● The Art of Spending Money: Simple Choices for a Richer Life
Morgan Housel
Q&A with author via Kiplinger
Q: The title of your new book is The Art of Spending Money. How is spending money an art?
A: It’s an art because it’s not a science. I wish I could say, here’s how everybody should spend, but I don’t think a formula for how everyone should spend exists. The spending that works for me and makes me happy might be wrong for you, and vice versa. Some people might find that disappointing, that I’m basically giving an overview of the psychology of spending money. But you have to figure it out for yourself, because I don’t know you or your life experiences. I’m still trying to figure all this out for myself, too.

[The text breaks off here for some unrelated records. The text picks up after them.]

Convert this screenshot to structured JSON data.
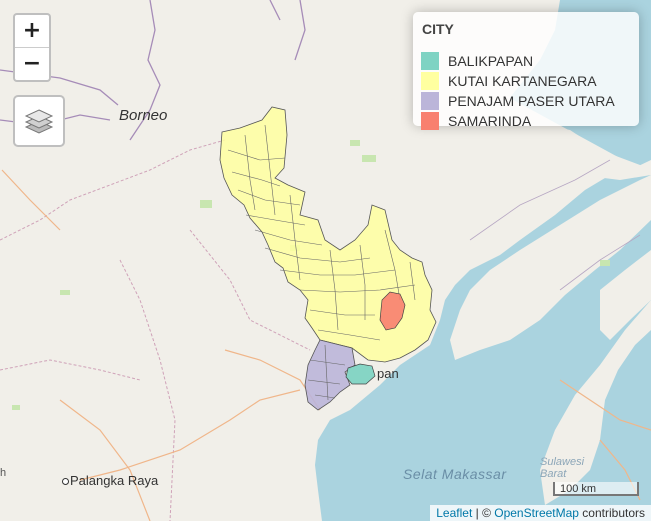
{
  "controls": {
    "zoom_in_label": "+",
    "zoom_out_label": "−",
    "layers_icon": "layers-icon"
  },
  "legend": {
    "title": "CITY",
    "items": [
      {
        "label": "BALIKPAPAN",
        "color": "#7fd3c3"
      },
      {
        "label": "KUTAI KARTANEGARA",
        "color": "#ffffa0"
      },
      {
        "label": "PENAJAM PASER UTARA",
        "color": "#bbb5d9"
      },
      {
        "label": "SAMARINDA",
        "color": "#f8806f"
      }
    ]
  },
  "map_labels": {
    "borneo": "Borneo",
    "palangka_raya": "Palangka Raya",
    "selat_makassar": "Selat Makassar",
    "sulawesi_line1": "Sulawesi",
    "sulawesi_line2": "Barat",
    "balikpapan_partial": "pan",
    "left_edge_partial": "h"
  },
  "scale": {
    "label": "100 km"
  },
  "attribution": {
    "leaflet": "Leaflet",
    "separator": " | © ",
    "osm": "OpenStreetMap",
    "suffix": " contributors"
  },
  "colors": {
    "sea": "#aad3df",
    "land": "#f1efe9",
    "border": "#a68cb8",
    "road": "#f0b68a"
  }
}
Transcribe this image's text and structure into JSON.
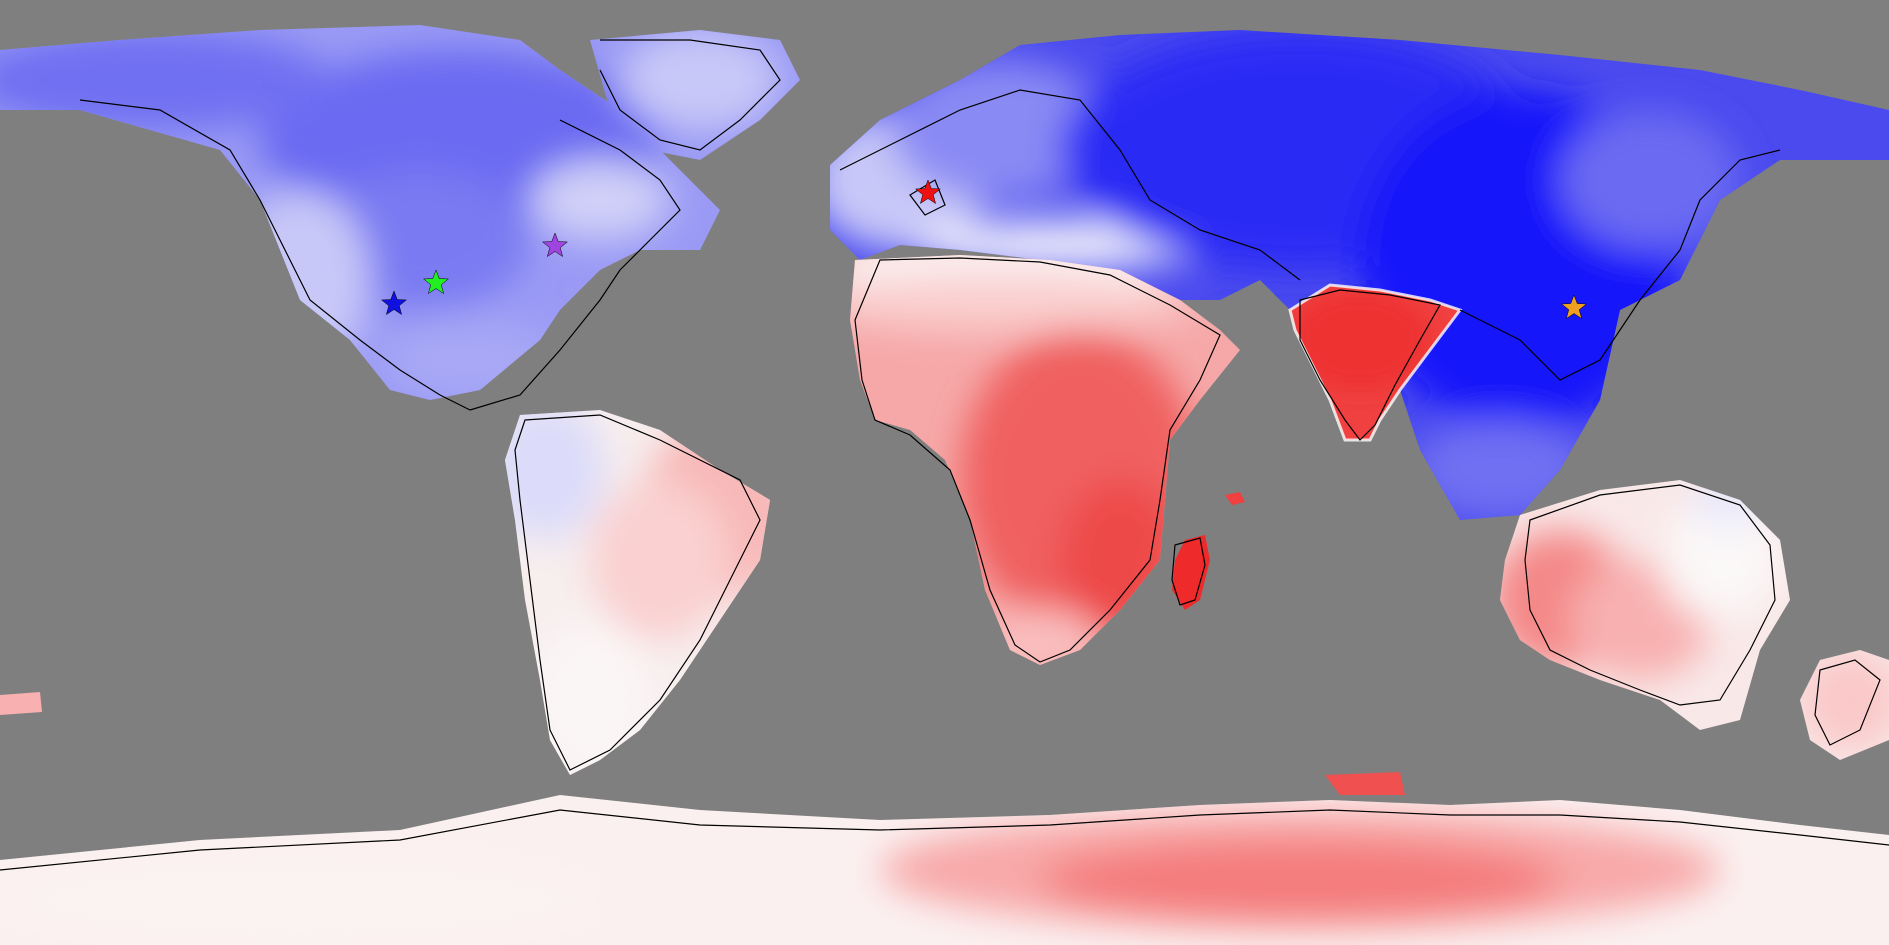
{
  "map": {
    "projection": "equirectangular",
    "colors": {
      "ocean": "#7f7f7f",
      "coastline": "#000000",
      "strong_blue": "#1a1aff",
      "mid_blue": "#5a5af2",
      "light_blue": "#9a9af5",
      "pale_blue": "#dcdcfa",
      "white": "#fbf8f8",
      "pale_red": "#fcd8d8",
      "light_red": "#f8a8a8",
      "mid_red": "#f37878",
      "strong_red": "#f03a3a"
    },
    "markers": [
      {
        "name": "star-marker-western-us",
        "shape": "star-icon",
        "color": "#1010e0"
      },
      {
        "name": "star-marker-central-us",
        "shape": "star-icon",
        "color": "#22ee22"
      },
      {
        "name": "star-marker-eastern-us",
        "shape": "star-icon",
        "color": "#a044e0"
      },
      {
        "name": "star-marker-uk",
        "shape": "star-icon",
        "color": "#ee1111"
      },
      {
        "name": "star-marker-china",
        "shape": "star-icon",
        "color": "#f0a020"
      }
    ]
  }
}
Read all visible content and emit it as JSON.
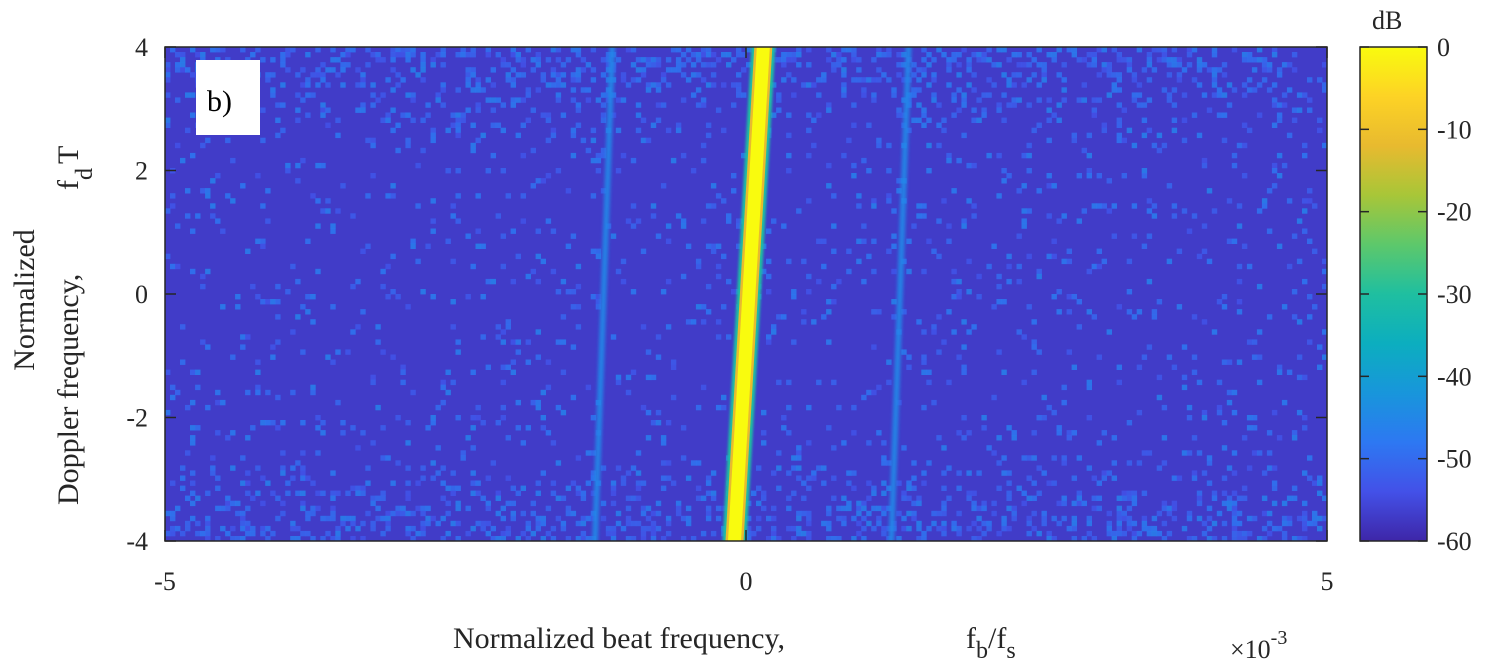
{
  "chart_data": {
    "type": "heatmap",
    "panel_label": "b)",
    "xlabel": {
      "prefix": "Normalized beat frequency,",
      "symbol_main": "f",
      "symbol_sub": "b",
      "symbol_sep": "/f",
      "symbol_sub2": "s"
    },
    "ylabel": {
      "line1": "Normalized",
      "line2": "Doppler frequency,",
      "symbol_main": "f",
      "symbol_sub": "d",
      "symbol_tail": "T"
    },
    "x_multiplier": {
      "base": "×10",
      "exponent": "-3"
    },
    "xlim": [
      -5,
      5
    ],
    "ylim": [
      -4,
      4
    ],
    "x_ticks": [
      -5,
      0,
      5
    ],
    "x_tick_labels": [
      "-5",
      "0",
      "5"
    ],
    "y_ticks": [
      -4,
      -2,
      0,
      2,
      4
    ],
    "y_tick_labels": [
      "-4",
      "-2",
      "0",
      "2",
      "4"
    ],
    "colorbar": {
      "title": "dB",
      "range": [
        -60,
        0
      ],
      "ticks": [
        0,
        -10,
        -20,
        -30,
        -40,
        -50,
        -60
      ],
      "tick_labels": [
        "0",
        "-10",
        "-20",
        "-30",
        "-40",
        "-50",
        "-60"
      ],
      "colormap": "parula"
    },
    "background_level_db": -57,
    "ridges": [
      {
        "name": "main",
        "peak_db": 0,
        "x_at_y_min": -0.1,
        "x_at_y_max": 0.15
      },
      {
        "name": "left-sidelobe",
        "peak_db": -45,
        "x_at_y_min": -1.3,
        "x_at_y_max": -1.15
      },
      {
        "name": "right-sidelobe",
        "peak_db": -45,
        "x_at_y_min": 1.25,
        "x_at_y_max": 1.4
      }
    ],
    "colors": {
      "parula_stops": [
        "#3e26a8",
        "#4351e8",
        "#2d78f2",
        "#1896db",
        "#0caebf",
        "#1fbfa0",
        "#5dc86b",
        "#a8c638",
        "#e8ba2f",
        "#fdd325",
        "#f9fb0e"
      ]
    }
  }
}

● Hidden Investment Treasures: How to Find Great Stock Investments as the Investment World Goes Passive
Daniel Gladiš
Summary via publisher (Wiley)
Veteran portfolio manager Daniel Gladiš, CFA, delivers a foundational and inspiring new playbook for actively capturing higher returns at lower risk in a market dominated today by passive money. Gladis walks you through real investment cases exemplifying how to take advantage of growing inefficiency in the financial markets. He demonstrates specific analytical techniques and strategic reasoning essential to uncovering underpriced securities that can yield superior long-term returns.
● Burned by Billionaires: How Concentrated Wealth and Power Are Ruining Our Lives and Planet
Chuck Collins
Summary via publisher (The New Press)
Recently, it has become increasingly evident that extreme concentrations of wealth and power have profound impacts on our politics, but extreme inequality’s influence on our daily lives—and our futures—has been vastly overlooked. Author and a senior scholar at the Institute for Policy Studies in Washington, DC, Chuck Collins chronicles how the actions of the top .01% have severe consequences for the rest of us, especially those of marginalized identities. Collins takes down the “myth of meritocracy,” unraveling how the rich rig the game in their favor, resulting in a concentration of wealth in the hands of a tiny (but growing) class of billionaires—leading to both intense income and political polarization.

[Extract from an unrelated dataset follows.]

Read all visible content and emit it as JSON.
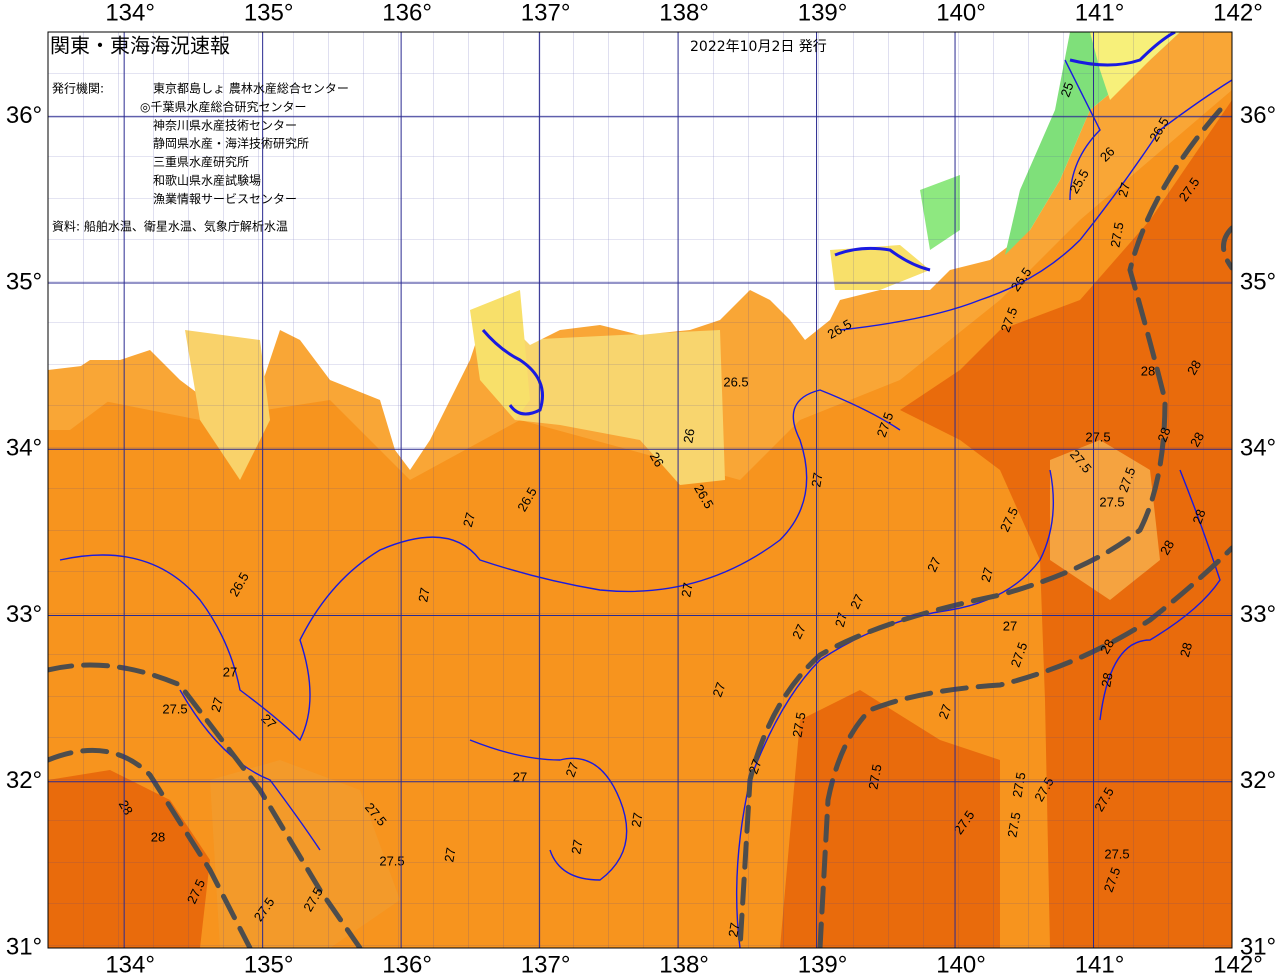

● Consequences: The Rise of a Fractured World Order
William W. Priest, et al.
Summary via publisher (Wiley)
The authors deliver an engaging, timely, and insightful analysis of identifying the sources and challenges facing liberal democracies and their ability to confront autocracies and autocratic behavior. The authors identify and address structural flaws present in both democracies and autocracies. The book explains why the creation and distribution of wealth matters in creating nations where democracy can flourish, and the populace at large can win. Strategies for the creation of wealth (broadly defined) and its equitable distribution combined with the democratic tools that voters, investors, and citizens have available make it more likely those strategies can be deployed.

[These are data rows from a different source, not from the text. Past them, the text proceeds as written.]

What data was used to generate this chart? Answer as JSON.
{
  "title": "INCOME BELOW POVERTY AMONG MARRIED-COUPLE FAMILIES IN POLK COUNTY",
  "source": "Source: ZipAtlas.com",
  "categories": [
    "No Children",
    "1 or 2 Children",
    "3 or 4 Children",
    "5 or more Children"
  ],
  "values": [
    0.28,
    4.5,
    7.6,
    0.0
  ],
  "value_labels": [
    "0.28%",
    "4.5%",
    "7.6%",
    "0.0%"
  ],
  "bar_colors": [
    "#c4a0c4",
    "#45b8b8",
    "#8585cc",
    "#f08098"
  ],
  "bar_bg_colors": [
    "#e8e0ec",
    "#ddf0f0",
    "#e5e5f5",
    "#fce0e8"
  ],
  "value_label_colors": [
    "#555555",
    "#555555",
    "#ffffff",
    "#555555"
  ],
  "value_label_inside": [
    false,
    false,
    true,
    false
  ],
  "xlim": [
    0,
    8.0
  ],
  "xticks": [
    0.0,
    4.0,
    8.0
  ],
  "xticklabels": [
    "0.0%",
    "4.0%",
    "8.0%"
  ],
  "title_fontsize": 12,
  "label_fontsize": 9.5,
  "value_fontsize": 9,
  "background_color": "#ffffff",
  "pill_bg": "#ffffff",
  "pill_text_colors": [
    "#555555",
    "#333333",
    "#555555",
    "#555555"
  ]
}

● The Law of Capitalism and How to Transform It
Katharina Pistor
Summary via publisher (Yale U. Press)
Even though capitalism has been conventionally described as an economic system, it is actually a deeply entrenched legal regime. Law provides the material for coding simple objects, promises, and ideas as capital assets. It also provides the means for avoiding the legal constraints that societies have frequently imposed on capitalism. Often lauded for creating levels of wealth unprecedented in human history, capitalism is also largely responsible for the two greatest problems now confronting humanity: the erosion of social and political cohesion, which undermines democratic self-governance, and the threats that emanate from climate change. By exploring the ways that Western legal systems empower individuals to advance their interests against society, Katharina Pistor reveals how capitalism is an unsustainable system designed to foster inequity. She offers ideas for rethinking how the transformation of the law and the economy can help us create a more just system—before it is too late.